Treatment-resistant depression (TRD) or Treatment-refractory depression is a term used in clinical psychiatry to describe cases of major depressive disorder that do not respond to adequate courses of at least two antidepressants.[1]

The term was first coined with the development of the concept in 1974. Treatment of refractory depression has traditionally most commonly involved electroconvulsive therapy and use of non-standard medications, but new technologies such as transcranial magnetic stimulation are being studied as a safer alternative. Treatment of refractory depression may also involve more invasive interventions, such as vagus nerve stimulation.

In treatment-resistant depression, some text books recommend addition of low dose lithium or low dose thyroxine, to antidepressants. Since the olanzapine entry into psychopharmacology, many psychiatrists have been adding low dose olanzapine to antidepressants, and other atypical antipsychotics, such as Abilify, have shown promise in treating refractory depression, but come with serious side effects. MAOIs are considered very effective for certain types of refractory depression.[2]
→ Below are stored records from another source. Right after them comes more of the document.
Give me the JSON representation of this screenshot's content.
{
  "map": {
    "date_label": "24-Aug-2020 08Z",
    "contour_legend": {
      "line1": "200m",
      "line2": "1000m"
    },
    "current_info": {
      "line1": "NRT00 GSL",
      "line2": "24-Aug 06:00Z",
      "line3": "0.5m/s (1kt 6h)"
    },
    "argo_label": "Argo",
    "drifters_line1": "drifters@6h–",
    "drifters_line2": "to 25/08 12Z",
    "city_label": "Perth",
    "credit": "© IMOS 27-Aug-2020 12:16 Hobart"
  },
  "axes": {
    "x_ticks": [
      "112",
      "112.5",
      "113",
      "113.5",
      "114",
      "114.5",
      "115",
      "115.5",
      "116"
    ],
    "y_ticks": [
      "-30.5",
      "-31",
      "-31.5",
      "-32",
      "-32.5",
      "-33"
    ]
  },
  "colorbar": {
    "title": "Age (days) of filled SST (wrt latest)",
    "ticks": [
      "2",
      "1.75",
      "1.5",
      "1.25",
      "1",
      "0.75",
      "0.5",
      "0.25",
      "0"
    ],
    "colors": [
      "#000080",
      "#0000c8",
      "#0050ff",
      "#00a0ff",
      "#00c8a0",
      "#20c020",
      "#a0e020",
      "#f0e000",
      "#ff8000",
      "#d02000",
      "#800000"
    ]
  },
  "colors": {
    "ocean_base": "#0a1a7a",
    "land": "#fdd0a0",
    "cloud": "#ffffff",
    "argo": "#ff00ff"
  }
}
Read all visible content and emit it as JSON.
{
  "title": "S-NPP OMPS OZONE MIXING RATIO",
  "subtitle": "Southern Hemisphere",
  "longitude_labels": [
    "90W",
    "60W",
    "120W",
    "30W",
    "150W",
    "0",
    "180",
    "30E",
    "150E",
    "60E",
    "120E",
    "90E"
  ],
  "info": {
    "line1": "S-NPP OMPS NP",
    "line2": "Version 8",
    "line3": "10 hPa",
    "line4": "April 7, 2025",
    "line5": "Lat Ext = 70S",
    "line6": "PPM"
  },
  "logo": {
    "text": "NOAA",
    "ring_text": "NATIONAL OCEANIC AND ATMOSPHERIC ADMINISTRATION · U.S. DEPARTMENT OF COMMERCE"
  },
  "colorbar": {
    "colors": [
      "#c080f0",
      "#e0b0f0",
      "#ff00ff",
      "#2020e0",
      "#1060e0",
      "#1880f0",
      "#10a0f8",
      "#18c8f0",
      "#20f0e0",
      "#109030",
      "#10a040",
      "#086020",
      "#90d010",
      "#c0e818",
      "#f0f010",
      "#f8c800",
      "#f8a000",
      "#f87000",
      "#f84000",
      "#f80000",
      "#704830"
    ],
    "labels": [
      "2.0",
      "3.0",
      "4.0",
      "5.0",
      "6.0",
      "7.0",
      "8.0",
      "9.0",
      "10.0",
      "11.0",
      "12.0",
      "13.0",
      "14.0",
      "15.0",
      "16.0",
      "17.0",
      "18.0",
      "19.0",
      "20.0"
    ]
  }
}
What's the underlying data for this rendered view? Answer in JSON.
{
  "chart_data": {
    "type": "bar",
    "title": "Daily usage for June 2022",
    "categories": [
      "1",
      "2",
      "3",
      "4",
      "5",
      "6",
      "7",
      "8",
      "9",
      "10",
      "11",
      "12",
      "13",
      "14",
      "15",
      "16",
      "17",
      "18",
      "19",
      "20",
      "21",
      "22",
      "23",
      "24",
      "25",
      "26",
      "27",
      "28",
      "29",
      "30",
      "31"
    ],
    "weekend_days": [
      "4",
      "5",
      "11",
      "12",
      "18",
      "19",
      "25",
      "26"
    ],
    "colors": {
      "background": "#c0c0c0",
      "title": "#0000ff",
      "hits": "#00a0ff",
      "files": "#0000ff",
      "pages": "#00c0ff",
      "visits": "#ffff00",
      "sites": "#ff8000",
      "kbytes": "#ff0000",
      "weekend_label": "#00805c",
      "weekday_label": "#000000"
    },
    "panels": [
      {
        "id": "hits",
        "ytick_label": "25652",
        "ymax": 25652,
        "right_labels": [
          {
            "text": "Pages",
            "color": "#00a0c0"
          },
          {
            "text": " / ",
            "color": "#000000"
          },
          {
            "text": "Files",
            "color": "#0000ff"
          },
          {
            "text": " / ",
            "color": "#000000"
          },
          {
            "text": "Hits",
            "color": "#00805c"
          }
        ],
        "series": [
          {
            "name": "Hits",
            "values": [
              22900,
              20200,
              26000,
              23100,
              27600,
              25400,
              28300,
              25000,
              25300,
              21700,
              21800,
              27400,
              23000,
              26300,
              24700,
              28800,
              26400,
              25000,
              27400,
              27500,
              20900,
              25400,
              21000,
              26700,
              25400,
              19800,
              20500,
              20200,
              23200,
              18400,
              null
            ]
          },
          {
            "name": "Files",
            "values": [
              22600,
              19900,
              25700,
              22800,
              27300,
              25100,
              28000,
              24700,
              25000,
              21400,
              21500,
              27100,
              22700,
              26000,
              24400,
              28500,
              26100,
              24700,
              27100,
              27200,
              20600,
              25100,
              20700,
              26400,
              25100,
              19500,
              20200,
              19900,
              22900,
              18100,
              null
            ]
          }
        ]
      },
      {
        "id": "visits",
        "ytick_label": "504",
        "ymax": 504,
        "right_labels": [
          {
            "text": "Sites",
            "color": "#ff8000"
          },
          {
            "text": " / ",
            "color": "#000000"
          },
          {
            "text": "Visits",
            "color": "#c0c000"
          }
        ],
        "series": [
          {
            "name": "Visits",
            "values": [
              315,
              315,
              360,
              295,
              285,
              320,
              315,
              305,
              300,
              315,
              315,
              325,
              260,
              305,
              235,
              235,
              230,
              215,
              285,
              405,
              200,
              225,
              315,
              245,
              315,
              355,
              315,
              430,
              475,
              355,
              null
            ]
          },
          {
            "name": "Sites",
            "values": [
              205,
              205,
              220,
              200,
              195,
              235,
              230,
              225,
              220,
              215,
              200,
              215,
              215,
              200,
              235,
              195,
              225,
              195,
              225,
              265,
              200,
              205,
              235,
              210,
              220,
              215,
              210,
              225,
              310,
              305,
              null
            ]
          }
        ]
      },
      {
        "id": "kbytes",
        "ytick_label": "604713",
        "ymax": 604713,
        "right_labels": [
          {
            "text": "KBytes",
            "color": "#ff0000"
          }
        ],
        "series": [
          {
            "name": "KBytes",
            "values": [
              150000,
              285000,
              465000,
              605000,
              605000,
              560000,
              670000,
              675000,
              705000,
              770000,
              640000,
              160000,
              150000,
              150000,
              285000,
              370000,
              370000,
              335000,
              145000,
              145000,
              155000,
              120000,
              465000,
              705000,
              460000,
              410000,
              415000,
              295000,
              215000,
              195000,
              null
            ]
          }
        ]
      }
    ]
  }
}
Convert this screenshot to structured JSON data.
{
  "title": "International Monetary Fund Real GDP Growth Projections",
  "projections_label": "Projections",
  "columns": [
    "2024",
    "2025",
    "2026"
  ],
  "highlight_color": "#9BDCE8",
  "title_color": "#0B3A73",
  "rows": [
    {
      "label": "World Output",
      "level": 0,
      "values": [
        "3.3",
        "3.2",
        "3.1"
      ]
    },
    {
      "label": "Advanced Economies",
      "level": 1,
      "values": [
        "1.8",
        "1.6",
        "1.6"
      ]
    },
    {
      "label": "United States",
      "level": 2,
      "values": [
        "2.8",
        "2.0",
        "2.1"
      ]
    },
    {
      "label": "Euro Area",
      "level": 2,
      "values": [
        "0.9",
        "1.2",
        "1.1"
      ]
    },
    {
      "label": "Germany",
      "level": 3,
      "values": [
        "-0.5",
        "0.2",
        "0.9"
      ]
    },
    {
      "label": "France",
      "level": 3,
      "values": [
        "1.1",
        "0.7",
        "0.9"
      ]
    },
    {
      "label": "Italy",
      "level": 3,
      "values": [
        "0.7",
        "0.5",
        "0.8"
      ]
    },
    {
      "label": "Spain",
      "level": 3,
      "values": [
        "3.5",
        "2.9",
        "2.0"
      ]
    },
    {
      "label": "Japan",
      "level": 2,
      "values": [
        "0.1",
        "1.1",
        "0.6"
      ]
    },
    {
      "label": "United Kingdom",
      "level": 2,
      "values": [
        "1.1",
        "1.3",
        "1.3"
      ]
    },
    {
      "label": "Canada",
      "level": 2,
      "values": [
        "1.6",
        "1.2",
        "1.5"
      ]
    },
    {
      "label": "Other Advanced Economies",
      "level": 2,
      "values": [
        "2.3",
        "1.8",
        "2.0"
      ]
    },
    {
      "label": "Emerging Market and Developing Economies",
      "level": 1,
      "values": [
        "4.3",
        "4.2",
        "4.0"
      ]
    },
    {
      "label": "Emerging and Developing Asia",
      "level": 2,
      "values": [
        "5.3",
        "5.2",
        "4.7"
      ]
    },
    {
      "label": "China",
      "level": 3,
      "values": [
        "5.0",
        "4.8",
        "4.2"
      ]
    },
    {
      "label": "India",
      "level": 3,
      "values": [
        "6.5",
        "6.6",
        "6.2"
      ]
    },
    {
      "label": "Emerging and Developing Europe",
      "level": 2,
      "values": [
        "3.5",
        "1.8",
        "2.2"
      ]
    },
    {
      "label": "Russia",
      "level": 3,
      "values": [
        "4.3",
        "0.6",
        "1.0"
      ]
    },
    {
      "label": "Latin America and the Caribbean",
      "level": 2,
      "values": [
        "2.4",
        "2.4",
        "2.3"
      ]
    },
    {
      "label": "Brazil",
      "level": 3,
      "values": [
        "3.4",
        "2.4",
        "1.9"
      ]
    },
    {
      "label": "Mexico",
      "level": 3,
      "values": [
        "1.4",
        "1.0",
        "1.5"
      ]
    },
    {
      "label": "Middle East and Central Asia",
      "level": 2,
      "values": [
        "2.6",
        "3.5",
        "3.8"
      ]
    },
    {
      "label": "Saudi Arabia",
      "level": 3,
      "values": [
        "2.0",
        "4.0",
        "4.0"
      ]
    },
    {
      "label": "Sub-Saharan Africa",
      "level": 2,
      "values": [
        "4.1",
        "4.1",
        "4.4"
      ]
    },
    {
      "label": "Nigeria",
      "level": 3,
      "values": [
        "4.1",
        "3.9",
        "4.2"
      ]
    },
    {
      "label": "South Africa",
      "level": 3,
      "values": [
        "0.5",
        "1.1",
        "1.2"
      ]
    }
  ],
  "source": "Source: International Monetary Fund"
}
Stimulants, such as amphetamines and methylphenidate, have also been tested with positive results, but have a high potential for abuse. However, stimulants have been shown to be effective for the unyieldingly depressed lacking addictive personality traits, heart problems or gross moral deficits in melancholic or bipolar depression..[3][4]

Some psychiatrists have found that systematic search for coexistent mild or moderate systemic diseases, for example agitation or restlessness due to coexistent nasobronchial allergy, or which might have been missed in gone years of life of thousands of patients in developing countries or underdeveloped countries due to unsystematic approach to patient, or just because methcholine challenge test, due to its cost and its uncommon use in such countries or peak flow meter is measured rarely. This way, antidepressant-responsive depression might have been presumed to be treatment-resistant depression, and once the coexistent systemic disease's treatment also started, along with appropriate antidepressants in such patients, relief in depression was maximum.


  1. Wijeratne, Chanaka; Sachdev, Perminder (2008). "Treatment-resistant depression: critique of current approaches". The Australian and New Zealand journal of psychiatry 42 (9): 751–62. doi:10.1080/00048670802277206. PMID 18696279.
  2. Stead, Latha G.; Stead, S. Matthew; Kaufman, Matthew S.; Melin, Gabrielle J. (2005). First aid for the psychiatry clerkship: a student-to-student guide. New York: McGraw-Hill. p. 140. ISBN 978-0-07-144872-7.
  3. Parker, G; Brotchie, H (2010). "Do the old psychostimulant drugs have a role in managing treatment-resistant depression?". Acta psychiatrica Scandinavica 121 (4): 308–14. doi:10.1111/j.1600-0447.2009.01434.x. PMID 19594481.
  4. Satel, SL; Nelson, JC (1989). "Stimulants in the treatment of depression: a critical overview". The Journal of clinical psychiatry 50 (7): 241–9. PMID 2567730.